Exterior grade plywood would be a good place to start. Do you have woodworking tools? Circular saw, table saw, Chop saw, any of that?


----------



## CheerCoach (Jul 31, 2011)

yes I have them all


----------



## Bud Cline (Mar 12, 2006)

I would determine the size of the cap I wanted. Then if using 3/4 ply add 1-1/2" to that measurement on two sides to make up for the space that will be consumed by the edge pieces. Then out of the same ply rip pieces for the sides/edges and screw them together. Fill them with concrete mix.

Depending on how many you need you can make just a few boxes (forms) and use them over until you have enough.

You might install a little re-wire in the cast or a couple of pieces of re-bar.

Not too much to it.


----------



## CheerCoach (Jul 31, 2011)

Sounds simple enough.. THANKS!


----------



## weberus3 (Mar 9, 2009)

Hey Cheer Coach,
I have tried too ways at making a "curve" form with concrete.

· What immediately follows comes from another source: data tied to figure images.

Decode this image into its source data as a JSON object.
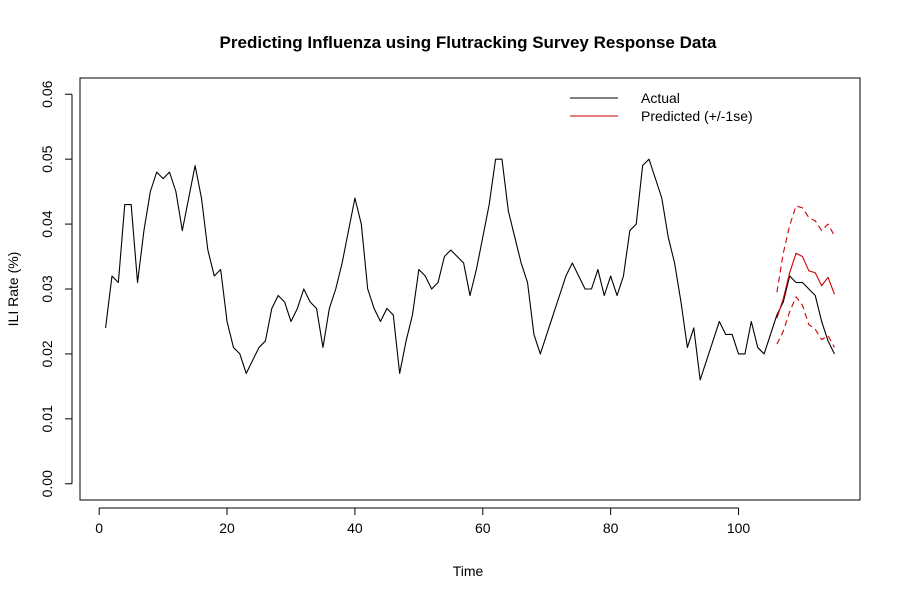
{
  "chart_data": {
    "type": "line",
    "title": "Predicting Influenza using Flutracking Survey Response Data",
    "xlabel": "Time",
    "ylabel": "ILI Rate (%)",
    "xlim": [
      -3,
      119
    ],
    "ylim": [
      -0.0025,
      0.0625
    ],
    "xticks": [
      0,
      20,
      40,
      60,
      80,
      100
    ],
    "yticks": [
      0.0,
      0.01,
      0.02,
      0.03,
      0.04,
      0.05,
      0.06
    ],
    "ytick_labels": [
      "0.00",
      "0.01",
      "0.02",
      "0.03",
      "0.04",
      "0.05",
      "0.06"
    ],
    "grid": false,
    "legend_position": "top-right",
    "legend": [
      {
        "label": "Actual",
        "color": "#000000"
      },
      {
        "label": "Predicted (+/-1se)",
        "color": "#cc0000"
      }
    ],
    "series": [
      {
        "name": "Actual",
        "color": "#000000",
        "style": "solid",
        "x": [
          1,
          2,
          3,
          4,
          5,
          6,
          7,
          8,
          9,
          10,
          11,
          12,
          13,
          14,
          15,
          16,
          17,
          18,
          19,
          20,
          21,
          22,
          23,
          24,
          25,
          26,
          27,
          28,
          29,
          30,
          31,
          32,
          33,
          34,
          35,
          36,
          37,
          38,
          39,
          40,
          41,
          42,
          43,
          44,
          45,
          46,
          47,
          48,
          49,
          50,
          51,
          52,
          53,
          54,
          55,
          56,
          57,
          58,
          59,
          60,
          61,
          62,
          63,
          64,
          65,
          66,
          67,
          68,
          69,
          70,
          71,
          72,
          73,
          74,
          75,
          76,
          77,
          78,
          79,
          80,
          81,
          82,
          83,
          84,
          85,
          86,
          87,
          88,
          89,
          90,
          91,
          92,
          93,
          94,
          95,
          96,
          97,
          98,
          99,
          100,
          101,
          102,
          103,
          104,
          105,
          106,
          107,
          108,
          109,
          110,
          111,
          112,
          113,
          114,
          115
        ],
        "y": [
          0.024,
          0.032,
          0.031,
          0.043,
          0.043,
          0.031,
          0.039,
          0.045,
          0.048,
          0.047,
          0.048,
          0.045,
          0.039,
          0.044,
          0.049,
          0.044,
          0.036,
          0.032,
          0.033,
          0.025,
          0.021,
          0.02,
          0.017,
          0.019,
          0.021,
          0.022,
          0.027,
          0.029,
          0.028,
          0.025,
          0.027,
          0.03,
          0.028,
          0.027,
          0.021,
          0.027,
          0.03,
          0.034,
          0.039,
          0.044,
          0.04,
          0.03,
          0.027,
          0.025,
          0.027,
          0.026,
          0.017,
          0.022,
          0.026,
          0.033,
          0.032,
          0.03,
          0.031,
          0.035,
          0.036,
          0.035,
          0.034,
          0.029,
          0.033,
          0.038,
          0.043,
          0.05,
          0.05,
          0.042,
          0.038,
          0.034,
          0.031,
          0.023,
          0.02,
          0.023,
          0.026,
          0.029,
          0.032,
          0.034,
          0.032,
          0.03,
          0.03,
          0.033,
          0.029,
          0.032,
          0.029,
          0.032,
          0.039,
          0.04,
          0.049,
          0.05,
          0.047,
          0.044,
          0.038,
          0.034,
          0.028,
          0.021,
          0.024,
          0.016,
          0.019,
          0.022,
          0.025,
          0.023,
          0.023,
          0.02,
          0.02,
          0.025,
          0.021,
          0.02,
          0.023,
          0.026,
          0.028,
          0.032,
          0.031,
          0.031,
          0.03,
          0.029,
          0.025,
          0.022,
          0.02
        ]
      },
      {
        "name": "Predicted (+/-1se)",
        "color": "#cc0000",
        "style": "solid",
        "x": [
          106,
          107,
          108,
          109,
          110,
          111,
          112,
          113,
          114,
          115
        ],
        "y": [
          0.0255,
          0.0285,
          0.0325,
          0.0355,
          0.035,
          0.0328,
          0.0325,
          0.0305,
          0.0318,
          0.0292
        ]
      },
      {
        "name": "Upper (+1se)",
        "color": "#cc0000",
        "style": "dashed",
        "x": [
          106,
          107,
          108,
          109,
          110,
          111,
          112,
          113,
          114,
          115
        ],
        "y": [
          0.0295,
          0.0355,
          0.0398,
          0.0428,
          0.0425,
          0.041,
          0.0405,
          0.039,
          0.04,
          0.0382
        ]
      },
      {
        "name": "Lower (-1se)",
        "color": "#cc0000",
        "style": "dashed",
        "x": [
          106,
          107,
          108,
          109,
          110,
          111,
          112,
          113,
          114,
          115
        ],
        "y": [
          0.0215,
          0.0235,
          0.0265,
          0.0288,
          0.0275,
          0.0245,
          0.0238,
          0.0222,
          0.0228,
          0.021
        ]
      }
    ]
  }
}
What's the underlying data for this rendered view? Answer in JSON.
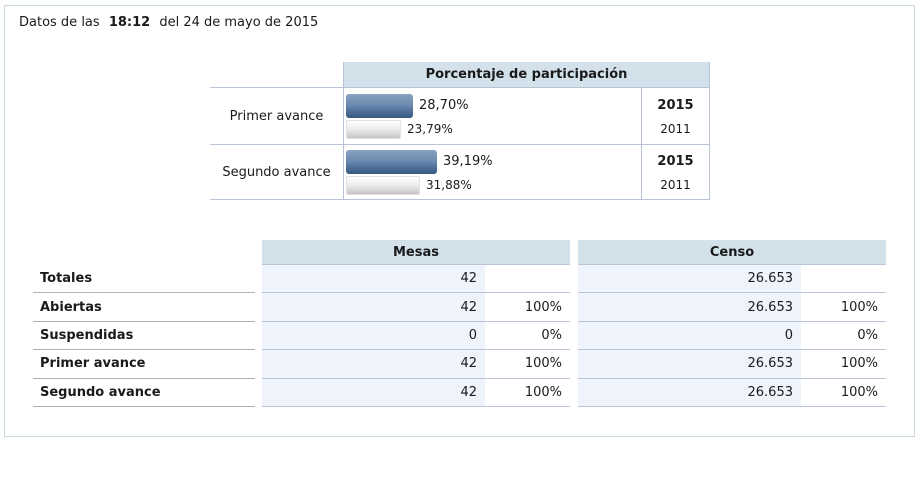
{
  "header": {
    "prefix": "Datos de las",
    "time": "18:12",
    "suffix": "del 24 de mayo de 2015"
  },
  "participation": {
    "title": "Porcentaje de participación",
    "rows": [
      {
        "label": "Primer avance",
        "current_pct": "28,70%",
        "previous_pct": "23,79%",
        "current_value": 28.7,
        "previous_value": 23.79,
        "year_current": "2015",
        "year_previous": "2011"
      },
      {
        "label": "Segundo avance",
        "current_pct": "39,19%",
        "previous_pct": "31,88%",
        "current_value": 39.19,
        "previous_value": 31.88,
        "year_current": "2015",
        "year_previous": "2011"
      }
    ]
  },
  "summary": {
    "row_labels": [
      "Totales",
      "Abiertas",
      "Suspendidas",
      "Primer avance",
      "Segundo avance"
    ],
    "tables": [
      {
        "title": "Mesas",
        "rows": [
          {
            "value": "42",
            "pct": ""
          },
          {
            "value": "42",
            "pct": "100%"
          },
          {
            "value": "0",
            "pct": "0%"
          },
          {
            "value": "42",
            "pct": "100%"
          },
          {
            "value": "42",
            "pct": "100%"
          }
        ]
      },
      {
        "title": "Censo",
        "rows": [
          {
            "value": "26.653",
            "pct": ""
          },
          {
            "value": "26.653",
            "pct": "100%"
          },
          {
            "value": "0",
            "pct": "0%"
          },
          {
            "value": "26.653",
            "pct": "100%"
          },
          {
            "value": "26.653",
            "pct": "100%"
          }
        ]
      }
    ]
  },
  "colors": {
    "header-bg": "#d2e1ea",
    "cell-bg": "#eff3fc",
    "cell-border": "#b9c4d6",
    "label-border": "#a9b2bc",
    "container-border": "#c6d8de",
    "bar-blue-top": "#8aa2c0",
    "bar-blue-mid": "#6d8bb0",
    "bar-blue-bottom": "#38597f",
    "bar-gray-top": "#ffffff",
    "bar-gray-bottom": "#c3c3c3",
    "text": "#1a1a1a"
  },
  "chart_data": {
    "type": "bar",
    "orientation": "horizontal",
    "title": "Porcentaje de participación",
    "categories": [
      "Primer avance",
      "Segundo avance"
    ],
    "series": [
      {
        "name": "2015",
        "values": [
          28.7,
          39.19
        ]
      },
      {
        "name": "2011",
        "values": [
          23.79,
          31.88
        ]
      }
    ],
    "unit": "%",
    "xlim": [
      0,
      100
    ],
    "legend_position": "right-column-years"
  }
}
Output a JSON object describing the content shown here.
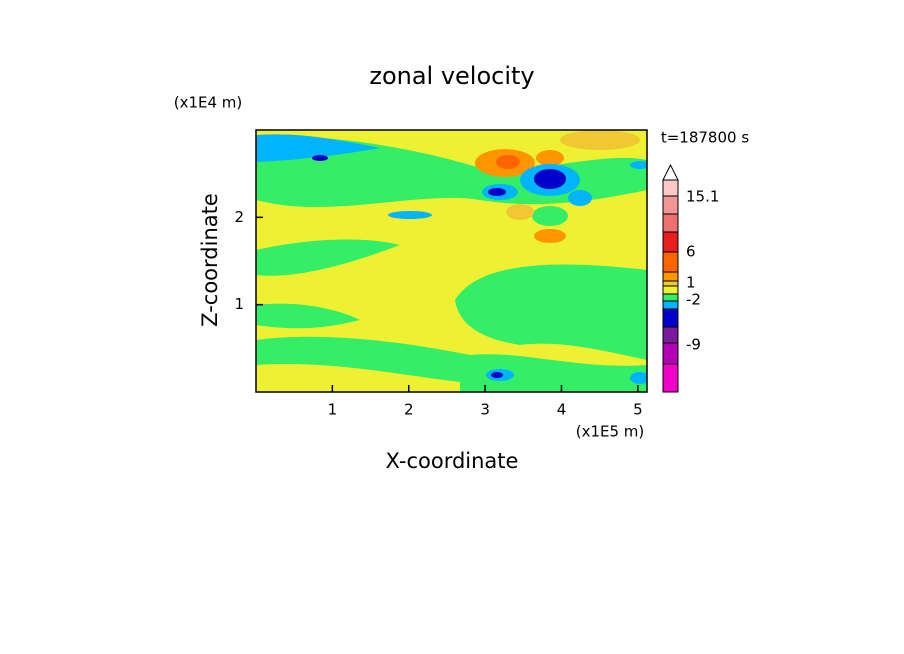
{
  "chart_data": {
    "type": "contour",
    "title": "zonal velocity",
    "x_label": "X-coordinate",
    "y_label": "Z-coordinate",
    "x_unit": "(x1E5 m)",
    "y_unit": "(x1E4 m)",
    "annotation": "t=187800 s",
    "xlim": [
      0,
      5.12
    ],
    "xticks": [
      1,
      2,
      3,
      4,
      5
    ],
    "ylim": [
      0,
      3
    ],
    "yticks": [
      1,
      2
    ],
    "colorbar": {
      "colors": [
        "#f000c8",
        "#b400b4",
        "#7a1a9c",
        "#0000c8",
        "#00b4ff",
        "#33ee66",
        "#f0f032",
        "#f0c832",
        "#ff9600",
        "#ff6400",
        "#e61e1e",
        "#f07070",
        "#f09696",
        "#ffc8c8"
      ],
      "ticks": [
        15.1,
        6,
        1,
        -2,
        -9
      ]
    }
  }
}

Both have worked great depend's on how much you want to spend.
1. I used "4x8 hardy board from big box store. Cut my form and applied 2-3 coats of polyurthene to the inside of the form. As long as the outside is supported it will hold the mold till the concrete starts to harden (10-12 hours later) I used this for both the sides and the bottom and did a "inlay" on the bottom part which was poured upside down style. I did the inlay with stained glass mosic and sand grouted to finish. (it was a concrete bench see it in Familyhandyman.com full step instructions).

2. I was praticing for concrete countertops. But to try my skills I made my own wall toppers for trials. I used a 4x8 "pink or green" insulation board from a big box store. Cut in strips to make my form, used plexiglass bottom for one, and used the plastic MFD covered, for one bottom. I poured 4 total 12"w x 8' long 1/2" thick. All were poured upside down style and rebar reinforced. All turned out good. 

Still haven't got the balls to do countertops yet though!


----------